The four figurines of The Layer Quaternity share a number of iconographical details with those found in an illustration in Alchemia (1606) by the German academic Andreas Libavius in its chapter entitled De Lapide Philosophorum (The Philosophers' Stone). These include - an identical pairing of a lower, mortal pair with an immortal pair, a bare-legged male with a draped female above, the titulary captions of Gloria and Labor, a palm branch, the sun and moon, and a rotundum.

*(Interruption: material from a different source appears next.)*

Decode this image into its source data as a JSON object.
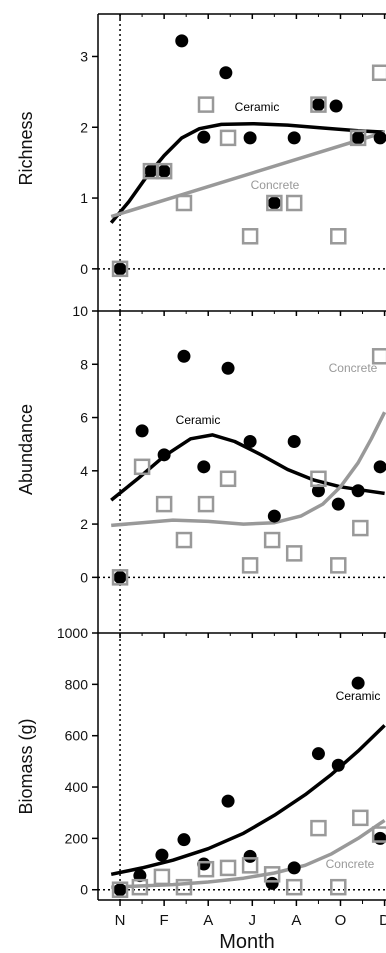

Symbolically, the Layer Quaternity correspond to the alchemical "deities" of Apollo, Luna, Mercurius and Vulcan as named in Atalanta Fugiens (1617) by the German alchemist-physician Michael Maier (Emblem XVII).

Collectively the Layer Quaternity are a unique alchemical mandala. Through polarized symbolism they delineate essential coordinates associated with Mandala art, namely Space (Heaven and Earth) and Time (Young and Old). Utilizing variety and multiplicity, key attributes of Northern Mannerist art, they also represent fundamental aspects of the human condition, namely, gender, youth and age, pleasure and suffering. A fifth, uniting symbol, a skull, is located at the very centre of the monument. The skull is the commonest of all memento mori symbols in funerary art. It was also defined as the philosophical vessel (Vas Philosophorum) in Renaissance-era alchemy.

The role of the Quaternity in religious symbolism is discussed in depth in the writings of the Swiss psychologist Carl Gustav Jung. In essence, the Layer monument's four figurines represent spiritual entities which agree with Jung's analytical psychology, that the psyche moves toward individuation in fours (made up of pairs of opposites).